[Mb-civic] Fairness Has Nothing to Do With a Draft LATimes

Michael Butler michael at michaelbutler.com
Sun Jul 18 12:40:52 PDT 2004


http://www.latimes.com/news/opinion/la-oe-kinsley18jul18.story

MICHAEL KINSLEY

Fairness Has Nothing to Do With a Draft

 July 18, 2004

 The country's main reaction to the need for more troops in Iraq is that we
should get other countries to help us out. In other words, draft foreigners.
But events in Iraq have revived rumors and predictions that the real draft
is coming back, and they have provided one of the periodic opportunities for
advocates of a draft to make their case.

 That case has two parts. One is fairness: When you're asking young people
to disrupt their lives and risk dying for their country, that burden ought
to be spread across society, not concentrated among those who may have
volunteered out of desperation. The second argument is democracy: An
important test of the system is whether war-and-peace decision makers have
skin in the game. If the children of politicians and business leaders are at
risk, isn't a war less likely?

 The Pentagon insists that the all-volunteer military actually is a pretty
good cross-section of society. But that is hard to believe. And the power
elite that draft enthusiasts are talking about is probably too small to be
reflected in the Pentagon surveys. At the very least, the sons and daughters
of the elite don't have to sign up for any reason except a real desire to
serve in the military. By contrast, economic pressure and a lack of other
opportunities may lead a poor kid to join the Army even if, on balance, he
might prefer a career in investment banking.

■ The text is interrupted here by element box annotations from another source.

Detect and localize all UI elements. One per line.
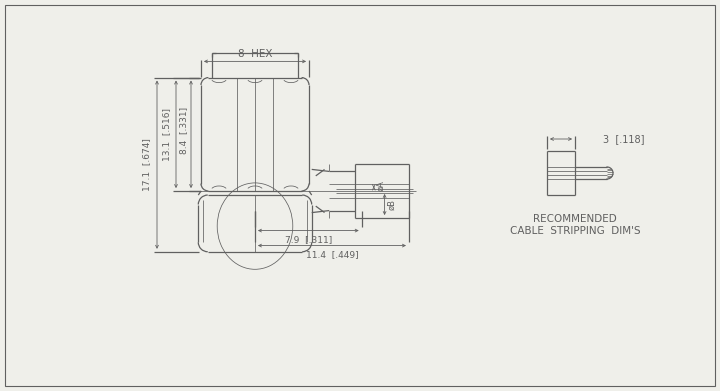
Text: 3  [.118]: 3 [.118] xyxy=(603,134,644,144)
Text: RECOMMENDED: RECOMMENDED xyxy=(533,214,617,224)
Text: 11.4  [.449]: 11.4 [.449] xyxy=(305,250,359,259)
Text: CABLE  STRIPPING  DIM'S: CABLE STRIPPING DIM'S xyxy=(510,226,640,236)
Text: 7.9  [.311]: 7.9 [.311] xyxy=(284,235,332,244)
Text: 8  HEX: 8 HEX xyxy=(238,49,272,59)
Text: 8.4  [.331]: 8.4 [.331] xyxy=(179,107,189,154)
Text: øA: øA xyxy=(377,181,386,191)
Text: 17.1  [.674]: 17.1 [.674] xyxy=(143,138,151,191)
Text: 13.1  [.516]: 13.1 [.516] xyxy=(163,108,171,161)
Text: øB: øB xyxy=(387,199,397,210)
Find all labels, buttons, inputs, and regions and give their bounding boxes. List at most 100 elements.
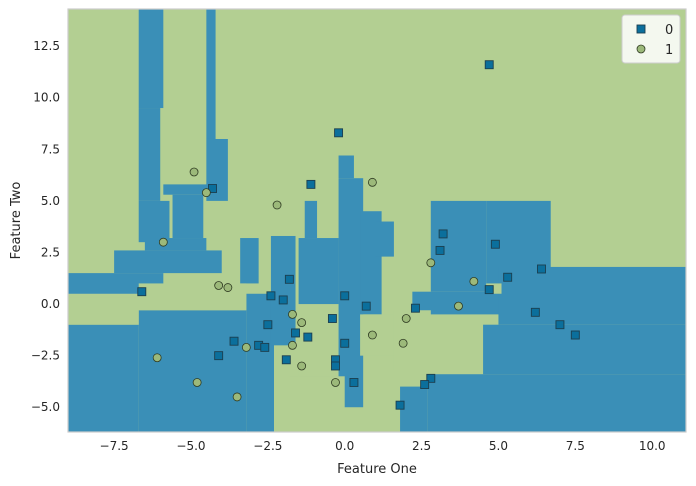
point-class-1 (331, 378, 340, 387)
point-class-0 (438, 229, 448, 239)
point-class-0 (503, 272, 513, 282)
region-class-0 (304, 200, 318, 239)
point-class-1 (367, 177, 377, 187)
point-class-0 (395, 400, 405, 410)
point-class-0 (278, 295, 288, 305)
y-tick-label: 10.0 (33, 91, 60, 105)
region-class-0 (338, 155, 354, 179)
region-class-0 (400, 386, 428, 432)
point-class-0 (331, 361, 340, 371)
point-class-0 (349, 378, 359, 387)
x-tick-label: 7.5 (566, 439, 585, 453)
region-class-0 (270, 235, 296, 346)
region-class-0 (240, 238, 259, 284)
point-class-0 (570, 330, 580, 340)
x-tick-label: 0.0 (335, 439, 354, 453)
decision-regions (68, 9, 686, 432)
point-class-0 (281, 355, 291, 365)
x-axis-label: Feature One (337, 462, 417, 477)
region-class-0 (163, 184, 216, 195)
point-class-1 (398, 338, 408, 348)
point-class-1 (426, 258, 436, 268)
point-class-1 (192, 378, 202, 387)
legend: 0 1 (621, 14, 681, 64)
point-class-0 (361, 301, 371, 311)
region-class-0 (498, 266, 686, 325)
region-class-0 (138, 108, 161, 201)
point-class-1 (288, 309, 297, 319)
region-class-0 (138, 9, 164, 109)
region-class-1 (68, 297, 139, 325)
point-class-1 (272, 200, 282, 210)
point-class-1 (454, 301, 463, 311)
point-class-1 (288, 340, 297, 350)
region-class-0 (246, 293, 274, 432)
point-class-1 (297, 318, 307, 328)
point-class-0 (530, 307, 540, 317)
data-points (137, 60, 580, 410)
x-tick-label: −2.5 (253, 439, 282, 453)
point-class-0 (303, 332, 313, 342)
point-class-0 (410, 303, 420, 313)
point-class-0 (555, 320, 565, 330)
point-class-1 (223, 283, 233, 292)
region-class-1 (486, 283, 502, 294)
region-class-0 (138, 200, 170, 243)
legend-label-class-0: 0 (665, 23, 673, 38)
point-class-0 (484, 285, 494, 295)
point-class-1 (297, 361, 307, 371)
y-tick-label: 2.5 (41, 245, 60, 259)
point-class-0 (137, 287, 147, 297)
y-tick-label: 0.0 (41, 297, 60, 311)
region-class-0 (68, 324, 139, 432)
point-class-0 (340, 291, 350, 301)
plot-frame (67, 8, 687, 433)
region-class-1 (298, 361, 336, 377)
point-class-1 (469, 276, 479, 286)
region-class-1 (360, 314, 401, 356)
x-tick-label: −5.0 (176, 439, 205, 453)
point-class-1 (401, 314, 411, 323)
point-class-0 (260, 342, 270, 352)
region-class-0 (427, 374, 686, 432)
region-class-0 (114, 250, 222, 274)
point-class-1 (367, 330, 377, 340)
legend-label-class-1: 1 (665, 43, 673, 58)
point-class-0 (327, 314, 337, 323)
x-tick-label: 2.5 (412, 439, 431, 453)
point-class-0 (266, 291, 276, 301)
y-tick-label: −2.5 (31, 349, 60, 363)
point-class-0 (263, 320, 273, 330)
region-class-0 (483, 324, 686, 375)
region-class-0 (375, 221, 394, 257)
point-class-1 (158, 237, 168, 247)
point-class-1 (189, 167, 199, 177)
region-class-0 (138, 310, 247, 432)
legend-marker-class-1 (636, 44, 646, 54)
point-class-1 (232, 392, 242, 402)
point-class-0 (537, 264, 546, 274)
x-tick-label: 10.0 (639, 439, 666, 453)
legend-marker-class-0 (636, 24, 646, 34)
point-class-0 (208, 184, 217, 193)
point-class-0 (229, 336, 239, 346)
region-class-0 (172, 194, 204, 239)
point-class-1 (201, 188, 211, 198)
point-class-0 (214, 351, 224, 361)
point-class-0 (291, 328, 300, 338)
point-class-0 (435, 245, 445, 255)
point-class-0 (426, 373, 436, 383)
point-class-1 (214, 281, 224, 290)
point-class-0 (420, 380, 430, 389)
legend-box (621, 14, 681, 64)
region-class-0 (206, 9, 216, 139)
point-class-0 (484, 60, 494, 70)
point-class-0 (334, 128, 344, 138)
point-class-1 (241, 342, 251, 352)
region-class-1 (393, 310, 431, 371)
point-class-1 (152, 353, 162, 363)
y-tick-label: 12.5 (33, 39, 60, 53)
point-class-0 (490, 239, 500, 249)
y-tick-label: 7.5 (41, 142, 60, 156)
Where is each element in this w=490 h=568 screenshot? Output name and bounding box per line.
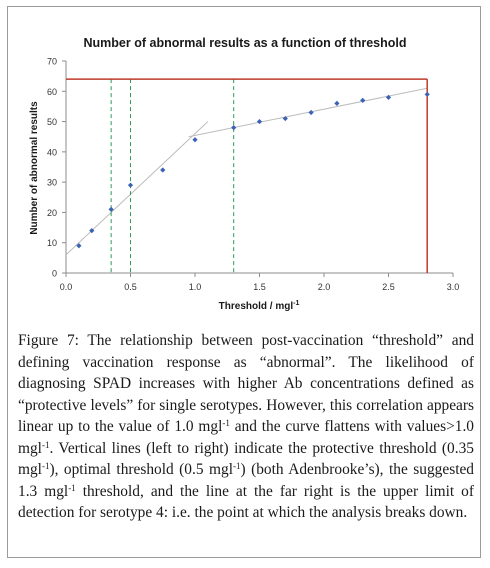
- chart: Number of abnormal results as a function…: [29, 36, 459, 312]
- x-tick-label: 0.0: [60, 282, 73, 292]
- x-tick-label: 1.5: [253, 282, 266, 292]
- caption-label: Figure 7:: [18, 332, 79, 349]
- caption-superscript: -1: [232, 461, 241, 471]
- caption-text: ) (both Adenbrooke’s), the suggested 1.3…: [18, 461, 474, 500]
- caption-superscript: -1: [41, 439, 50, 450]
- threshold-lines: [110, 79, 235, 273]
- axes: [62, 60, 454, 277]
- caption-superscript: -1: [222, 418, 230, 428]
- caption-text: ), optimal threshold (0.5 mgl: [49, 461, 233, 478]
- y-tick-label: 30: [47, 178, 57, 188]
- figure-frame: [7, 6, 481, 558]
- data-point: [424, 91, 430, 97]
- y-tick-label: 60: [47, 87, 57, 97]
- y-tick-label: 40: [47, 147, 57, 157]
- y-tick-label: 0: [52, 269, 57, 279]
- x-axis-label: Threshold / mgl-1: [219, 300, 300, 312]
- x-tick-label: 2.5: [382, 282, 395, 292]
- caption-superscript: -1: [41, 461, 50, 471]
- data-point: [385, 94, 392, 100]
- x-axis-label-text: Threshold / mgl: [219, 301, 294, 312]
- caption-superscript: -1: [68, 482, 76, 493]
- data-point: [192, 137, 198, 143]
- data-points: [76, 91, 430, 249]
- data-point: [108, 206, 114, 212]
- x-tick-label: 0.5: [124, 282, 137, 292]
- trend-line: [188, 87, 428, 138]
- data-point: [127, 182, 134, 188]
- data-point: [360, 97, 366, 103]
- y-tick-label: 20: [47, 208, 57, 218]
- tick-labels: 0 10 20 30 40 50 60 70 0.0 0.5 1.0 1.5 2.0 2.5 3.0: [47, 57, 459, 293]
- trend-line: [65, 121, 209, 256]
- detection-limit-line: [66, 78, 428, 273]
- caption-text: The relationship between post-vaccinatio…: [18, 332, 474, 435]
- chart-title: Number of abnormal results as a function…: [84, 36, 407, 50]
- x-tick-label: 3.0: [447, 282, 460, 292]
- y-axis-label: Number of abnormal results: [29, 101, 40, 235]
- caption-text: . Vertical lines (left to right) indicat…: [18, 439, 474, 479]
- x-tick-label: 1.0: [189, 282, 202, 292]
- y-tick-label: 50: [47, 117, 57, 127]
- figure-caption: Figure 7: The relationship between post-…: [18, 330, 474, 524]
- x-axis-label-sup: -1: [293, 300, 299, 307]
- caption-paragraph: Figure 7: The relationship between post-…: [18, 330, 474, 524]
- caption-text: threshold, and the line at the far right…: [18, 482, 474, 522]
- data-point: [256, 118, 263, 125]
- data-point: [231, 125, 237, 131]
- x-tick-label: 2.0: [318, 282, 331, 292]
- y-tick-label: 10: [47, 238, 57, 248]
- data-point: [334, 100, 340, 106]
- y-tick-label: 70: [47, 57, 57, 67]
- data-point: [282, 115, 288, 122]
- caption-text: and the curve flattens with values>1.0 m…: [18, 418, 475, 457]
- data-point: [308, 109, 314, 116]
- data-point: [89, 228, 95, 234]
- trend-lines: [65, 87, 428, 256]
- data-point: [76, 243, 82, 249]
- data-point: [160, 167, 166, 173]
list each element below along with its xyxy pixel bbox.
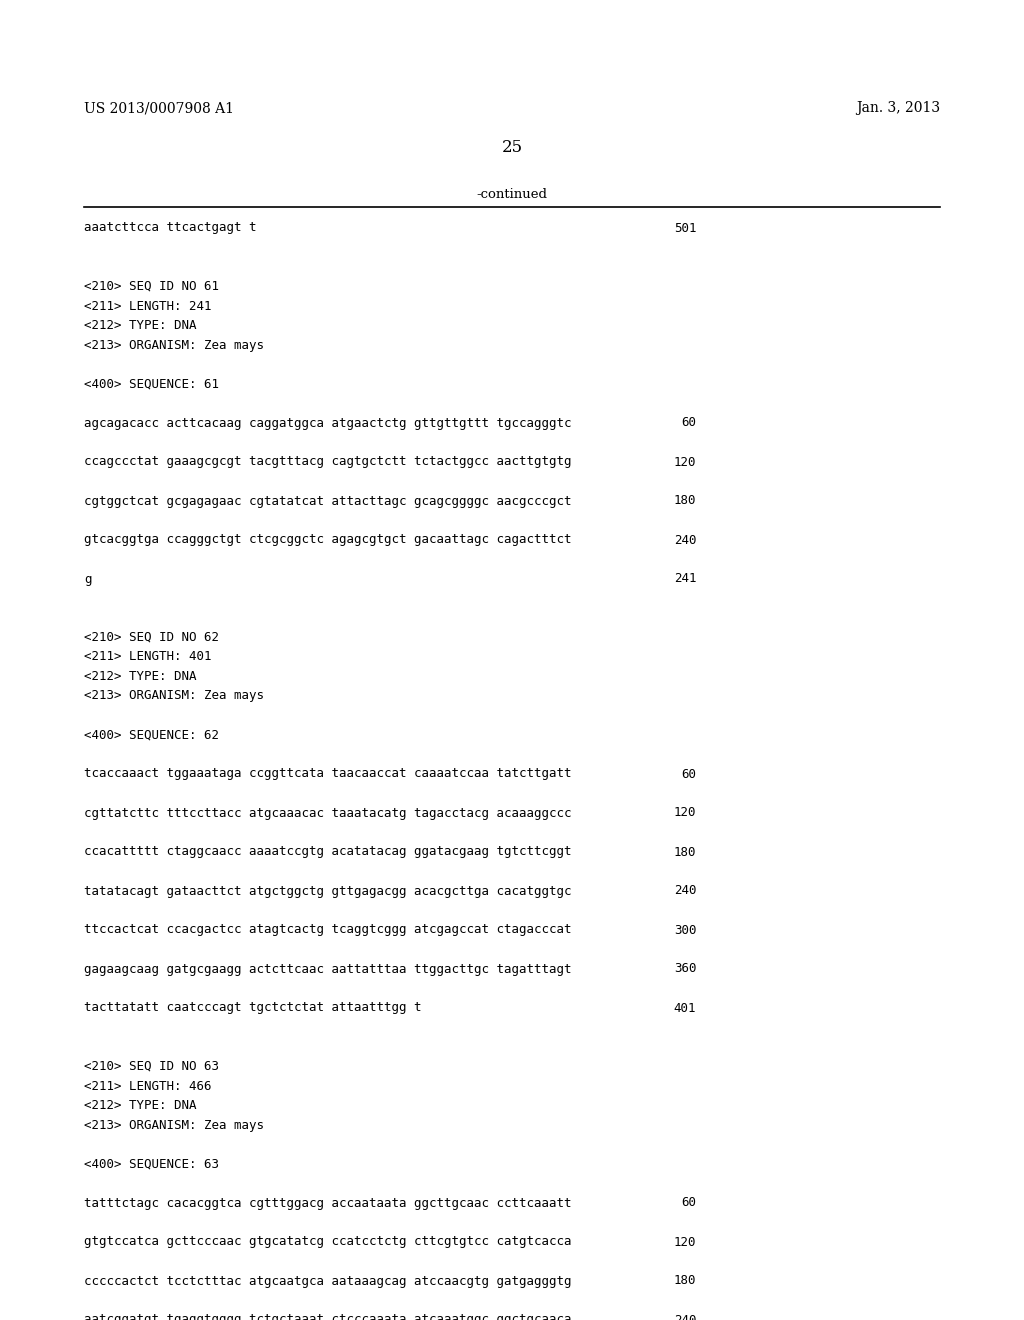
Text: <210> SEQ ID NO 61: <210> SEQ ID NO 61 <box>84 280 219 293</box>
Text: ccacattttt ctaggcaacc aaaatccgtg acatatacag ggatacgaag tgtcttcggt: ccacattttt ctaggcaacc aaaatccgtg acatata… <box>84 846 571 858</box>
Text: <211> LENGTH: 241: <211> LENGTH: 241 <box>84 300 212 313</box>
Text: <211> LENGTH: 401: <211> LENGTH: 401 <box>84 651 212 664</box>
Text: 300: 300 <box>674 924 696 936</box>
Text: 60: 60 <box>681 1196 696 1209</box>
Text: 60: 60 <box>681 767 696 780</box>
Text: cccccactct tcctctttac atgcaatgca aataaagcag atccaacgtg gatgagggtg: cccccactct tcctctttac atgcaatgca aataaag… <box>84 1275 571 1287</box>
Text: <210> SEQ ID NO 62: <210> SEQ ID NO 62 <box>84 631 219 644</box>
Text: 120: 120 <box>674 1236 696 1249</box>
Text: <400> SEQUENCE: 62: <400> SEQUENCE: 62 <box>84 729 219 742</box>
Text: gagaagcaag gatgcgaagg actcttcaac aattatttaa ttggacttgc tagatttagt: gagaagcaag gatgcgaagg actcttcaac aattatt… <box>84 962 571 975</box>
Text: <211> LENGTH: 466: <211> LENGTH: 466 <box>84 1080 212 1093</box>
Text: <400> SEQUENCE: 63: <400> SEQUENCE: 63 <box>84 1158 219 1171</box>
Text: 25: 25 <box>502 140 522 157</box>
Text: ttccactcat ccacgactcc atagtcactg tcaggtcggg atcgagccat ctagacccat: ttccactcat ccacgactcc atagtcactg tcaggtc… <box>84 924 571 936</box>
Text: tacttatatt caatcccagt tgctctctat attaatttgg t: tacttatatt caatcccagt tgctctctat attaatt… <box>84 1002 422 1015</box>
Text: 241: 241 <box>674 573 696 586</box>
Text: <400> SEQUENCE: 61: <400> SEQUENCE: 61 <box>84 378 219 391</box>
Text: 501: 501 <box>674 222 696 235</box>
Text: 401: 401 <box>674 1002 696 1015</box>
Text: <213> ORGANISM: Zea mays: <213> ORGANISM: Zea mays <box>84 338 264 351</box>
Text: 120: 120 <box>674 455 696 469</box>
Text: tcaccaaact tggaaataga ccggttcata taacaaccat caaaatccaa tatcttgatt: tcaccaaact tggaaataga ccggttcata taacaac… <box>84 767 571 780</box>
Text: tatatacagt gataacttct atgctggctg gttgagacgg acacgcttga cacatggtgc: tatatacagt gataacttct atgctggctg gttgaga… <box>84 884 571 898</box>
Text: aatcggatgt tgaggtgggg tctgctaaat ctcccaaata atcaaatggc ggctgcaaca: aatcggatgt tgaggtgggg tctgctaaat ctcccaa… <box>84 1313 571 1320</box>
Text: <213> ORGANISM: Zea mays: <213> ORGANISM: Zea mays <box>84 689 264 702</box>
Text: aaatcttcca ttcactgagt t: aaatcttcca ttcactgagt t <box>84 222 256 235</box>
Text: <213> ORGANISM: Zea mays: <213> ORGANISM: Zea mays <box>84 1118 264 1131</box>
Text: <212> TYPE: DNA: <212> TYPE: DNA <box>84 671 197 682</box>
Text: Jan. 3, 2013: Jan. 3, 2013 <box>856 102 940 115</box>
Text: tatttctagc cacacggtca cgtttggacg accaataata ggcttgcaac ccttcaaatt: tatttctagc cacacggtca cgtttggacg accaata… <box>84 1196 571 1209</box>
Text: <212> TYPE: DNA: <212> TYPE: DNA <box>84 319 197 333</box>
Text: 180: 180 <box>674 1275 696 1287</box>
Text: cgtggctcat gcgagagaac cgtatatcat attacttagc gcagcggggc aacgcccgct: cgtggctcat gcgagagaac cgtatatcat attactt… <box>84 495 571 507</box>
Text: gtgtccatca gcttcccaac gtgcatatcg ccatcctctg cttcgtgtcc catgtcacca: gtgtccatca gcttcccaac gtgcatatcg ccatcct… <box>84 1236 571 1249</box>
Text: 180: 180 <box>674 495 696 507</box>
Text: 180: 180 <box>674 846 696 858</box>
Text: <210> SEQ ID NO 63: <210> SEQ ID NO 63 <box>84 1060 219 1073</box>
Text: 60: 60 <box>681 417 696 429</box>
Text: g: g <box>84 573 91 586</box>
Text: 120: 120 <box>674 807 696 820</box>
Text: 240: 240 <box>674 1313 696 1320</box>
Text: <212> TYPE: DNA: <212> TYPE: DNA <box>84 1100 197 1111</box>
Text: ccagccctat gaaagcgcgt tacgtttacg cagtgctctt tctactggcc aacttgtgtg: ccagccctat gaaagcgcgt tacgtttacg cagtgct… <box>84 455 571 469</box>
Text: US 2013/0007908 A1: US 2013/0007908 A1 <box>84 102 233 115</box>
Text: gtcacggtga ccagggctgt ctcgcggctc agagcgtgct gacaattagc cagactttct: gtcacggtga ccagggctgt ctcgcggctc agagcgt… <box>84 533 571 546</box>
Text: 240: 240 <box>674 884 696 898</box>
Text: 240: 240 <box>674 533 696 546</box>
Text: agcagacacc acttcacaag caggatggca atgaactctg gttgttgttt tgccagggtc: agcagacacc acttcacaag caggatggca atgaact… <box>84 417 571 429</box>
Text: 360: 360 <box>674 962 696 975</box>
Text: -continued: -continued <box>476 189 548 202</box>
Text: cgttatcttc tttccttacc atgcaaacac taaatacatg tagacctacg acaaaggccc: cgttatcttc tttccttacc atgcaaacac taaatac… <box>84 807 571 820</box>
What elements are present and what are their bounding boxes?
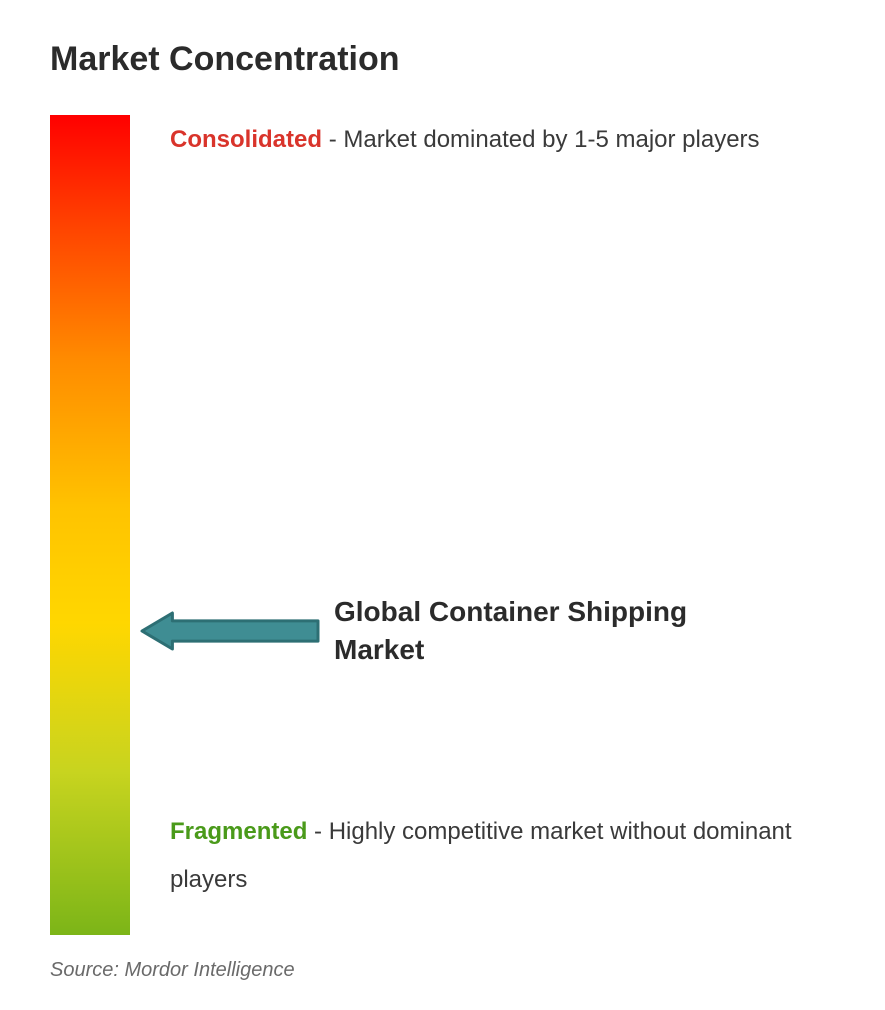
chart-content: Consolidated - Market dominated by 1-5 m… bbox=[50, 115, 845, 935]
fragmented-description: Fragmented - Highly competitive market w… bbox=[170, 808, 845, 904]
market-position-indicator: Global Container Shipping Market bbox=[140, 593, 754, 669]
consolidated-description: Consolidated - Market dominated by 1-5 m… bbox=[170, 115, 845, 165]
chart-title: Market Concentration bbox=[50, 40, 845, 79]
indicator-label: Global Container Shipping Market bbox=[334, 593, 754, 669]
concentration-gradient-bar bbox=[50, 115, 130, 935]
consolidated-label: Consolidated bbox=[170, 126, 322, 153]
indicator-arrow-icon bbox=[140, 611, 320, 651]
consolidated-rest: - Market dominated by 1-5 major players bbox=[329, 126, 760, 153]
source-attribution: Source: Mordor Intelligence bbox=[50, 959, 295, 982]
fragmented-label: Fragmented bbox=[170, 818, 307, 845]
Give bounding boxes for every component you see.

 So is this unfair? Yes, of course it's unfair. But replacing the volunteer
Army with a draft is an odd way to address this unfairness. The practical
effect might be to deny a poor kid the opportunity he or she is currently
taking, without creating new opportunities to replace it. Meanwhile, someone
else who doesn't need or want this opportunity would be forced into it.
Result: Two people doing something they don't want to do.

 Another problem. Even if we need more soldiers in Iraq, we don't need as
many as a universal draft would produce. The legendary unfairness of the
Vietnam-era draft was more the result of the government looking for ways to
reduce the number of draftees than of actual draft dodging. Draft
enthusiasts have two solutions to this dilemma. One is a universal mandatory
service program for young people in which military service would be just one
option. This is truly the tail wagging the dog. You start with demographic
concerns about the military and end up with a vast new government
bureaucracy dedicated to forcing people against their will into jobs that
mostly have nothing to do with the military. The notion of every young
citizen devoting a year or two to public service is a pleasant one. But is
this pleasant notion reason enough to justify a vast social engineering
experiment and a vast bureaucratic machine to run it? Does experience offer
any reason for confidence that a government agency dedicated to implanting
higher values into millions of young people by finding inspirational tasks
and forcing the kids to do them could actually pull this off without
embarrassment and scandal?

 The other way to equalize a draft is a lottery. Everyone registers, then
whether you get called is a matter of luck. In a way, of course, that's how
it works now. If you're lucky enough to be born prosperous or well
connected, you don't have to serve. The advantage of a draft lottery is that
it would redistribute the luck for at least this one occasion. The
disadvantage is that it's still luck, and still unfair. Arbitrary unfairness
is better than systemic unfairness. But now you are disrupting lives and
closing off opportunities in pursuit of a goal far short of actual fairness.

 During Vietnam, the columnist Nicholas von Hoffman wrote, "Draft old men's
money, not young men's bodies." His point was that in the United States,
when you want more of something ‹ even soldiers ‹ the way to get more is to
pay more. Any kind of draft allows the government to pay less for soldiers
than they would cost in the free market. It is, in essence, a tax on young
people. Or a pay cut for those who would have volunteered anyway. What kind
of fairness is that?

 As for the contention that a draft would make it harder for a president to
start a war, that one can be argued both ways. A draft ensures that decision
makers have a personal stake in a war. On the other hand, a volunteer Army
puts war-and-peace decisions to the test of the market: Can people be
induced voluntarily to fight it? A volunteer Army could become a mercenary
force operating at the president's whim. But a draft Army, always at the
ready, also encourages imperial whimsy.

 It's true that democracy has almost disappeared from this country's
decisions about going to war. Presidents of both parties assert, with little
challenge and even less justification, near unilateral war-power authority.
Congress should reassert its war powers. That would do more for democracy
than drafting the president's daughters.